If I read him correctly, Mr. Bolter has no hesitations on this score. Indeed, he sometimes writes as if the assimilation of human beings to Turing machines were an accomplished fact. In the introduction to his book, where he first introduces his concept of Turing’s man, he explains that he attaches it to those who accept a view of man and nature which is based on their faith in the potentiality of the Turing machine. I think that he would have to admit that there are still many people to be found who are not Turing’s men, in this special sense, but he maintains that “we are all liable to become Turing’s men, if our work with the computer is intimate and prolonged and we come to think and speak in terms suggested by the machine.”
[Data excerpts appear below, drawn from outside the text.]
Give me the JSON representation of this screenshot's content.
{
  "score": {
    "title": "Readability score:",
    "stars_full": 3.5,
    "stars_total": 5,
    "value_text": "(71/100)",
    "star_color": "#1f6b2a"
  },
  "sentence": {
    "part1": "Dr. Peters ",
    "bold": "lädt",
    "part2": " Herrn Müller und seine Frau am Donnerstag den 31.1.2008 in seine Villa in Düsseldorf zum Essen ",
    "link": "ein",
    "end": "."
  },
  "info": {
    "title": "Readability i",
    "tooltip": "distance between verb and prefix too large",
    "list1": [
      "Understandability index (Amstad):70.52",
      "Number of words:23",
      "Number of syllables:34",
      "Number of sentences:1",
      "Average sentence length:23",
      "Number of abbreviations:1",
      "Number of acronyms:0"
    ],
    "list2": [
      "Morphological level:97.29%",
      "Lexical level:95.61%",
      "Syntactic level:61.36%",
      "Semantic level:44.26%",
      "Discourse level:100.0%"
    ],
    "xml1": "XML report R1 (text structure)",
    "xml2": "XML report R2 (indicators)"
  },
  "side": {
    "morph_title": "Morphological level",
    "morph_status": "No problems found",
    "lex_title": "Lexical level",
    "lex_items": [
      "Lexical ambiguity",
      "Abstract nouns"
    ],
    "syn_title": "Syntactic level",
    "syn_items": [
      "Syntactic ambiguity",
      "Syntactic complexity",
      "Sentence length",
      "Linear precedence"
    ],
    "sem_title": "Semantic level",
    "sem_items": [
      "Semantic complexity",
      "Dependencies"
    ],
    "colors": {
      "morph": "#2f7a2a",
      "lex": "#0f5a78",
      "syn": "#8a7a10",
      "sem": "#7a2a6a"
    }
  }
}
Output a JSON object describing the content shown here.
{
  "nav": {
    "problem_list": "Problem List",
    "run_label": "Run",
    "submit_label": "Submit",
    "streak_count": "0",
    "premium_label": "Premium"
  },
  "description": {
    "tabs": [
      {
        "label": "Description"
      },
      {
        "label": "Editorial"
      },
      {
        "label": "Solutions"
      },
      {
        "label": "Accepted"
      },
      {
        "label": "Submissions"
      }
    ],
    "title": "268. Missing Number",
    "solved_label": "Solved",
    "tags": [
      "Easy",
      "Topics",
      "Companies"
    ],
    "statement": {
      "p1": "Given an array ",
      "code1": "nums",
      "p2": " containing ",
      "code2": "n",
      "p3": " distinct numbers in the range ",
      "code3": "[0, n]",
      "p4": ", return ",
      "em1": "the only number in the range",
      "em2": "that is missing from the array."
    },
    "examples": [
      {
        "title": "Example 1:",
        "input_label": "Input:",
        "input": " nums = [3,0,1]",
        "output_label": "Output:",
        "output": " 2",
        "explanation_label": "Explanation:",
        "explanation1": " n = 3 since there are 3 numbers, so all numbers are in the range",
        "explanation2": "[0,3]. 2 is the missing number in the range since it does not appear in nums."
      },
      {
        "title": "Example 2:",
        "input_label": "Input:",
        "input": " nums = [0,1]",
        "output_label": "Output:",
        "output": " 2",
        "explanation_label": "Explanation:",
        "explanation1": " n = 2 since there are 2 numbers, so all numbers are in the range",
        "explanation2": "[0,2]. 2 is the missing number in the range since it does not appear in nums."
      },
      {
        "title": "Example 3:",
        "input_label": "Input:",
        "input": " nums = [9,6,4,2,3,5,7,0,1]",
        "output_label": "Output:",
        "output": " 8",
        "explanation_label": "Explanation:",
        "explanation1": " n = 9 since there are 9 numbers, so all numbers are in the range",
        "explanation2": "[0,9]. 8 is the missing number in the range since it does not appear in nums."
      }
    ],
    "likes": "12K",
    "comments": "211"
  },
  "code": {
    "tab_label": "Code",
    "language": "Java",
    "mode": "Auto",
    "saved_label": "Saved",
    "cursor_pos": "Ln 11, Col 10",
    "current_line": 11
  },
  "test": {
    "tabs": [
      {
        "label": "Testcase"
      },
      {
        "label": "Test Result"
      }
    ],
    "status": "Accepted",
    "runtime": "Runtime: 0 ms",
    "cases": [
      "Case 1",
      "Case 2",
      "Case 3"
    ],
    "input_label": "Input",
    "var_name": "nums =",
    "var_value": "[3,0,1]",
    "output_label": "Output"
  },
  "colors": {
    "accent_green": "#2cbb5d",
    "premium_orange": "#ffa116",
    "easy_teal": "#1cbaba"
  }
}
A consequence of our becoming Turing’s men would be, in Mr. Bolter’s view, “the most complete integration of humanity and technology, of artificer and artifact, in the history of the Western cultures.” I have no quarrel with this judgment. On the contrary, I am repeatedly impressed by Mr. Bolter’s grasp of the relation between the technology of an age and its conception of the world and of man’s place in it. Thus he shows, in a very convincing way, how strongly the philosophies of Plato and Aristotle bear the imprint of the crafts of weaving and pottery, the imposition of form on matter, which flourished in ancient Greece. In similar fashion, he traces the influence of the invention of the mechanical clock on the metaphysics of Descartes and of those who followed him. As Alfred North Whitehead showed in his Science and the Modern World, the price paid for the seventeenth-century scientific renaissance was the acquiescence in what Whitehead called the bifurcation of nature. Mr. Bolter might fairly claim that this division is in the process of being overcome. If so I agree with him that this is a happy issue, even though I am in my own person too old to be one of Turing’s men. A proper emphasis upon our kinship with nature should lead not to a narrowing but to an enlargement of our sympathies.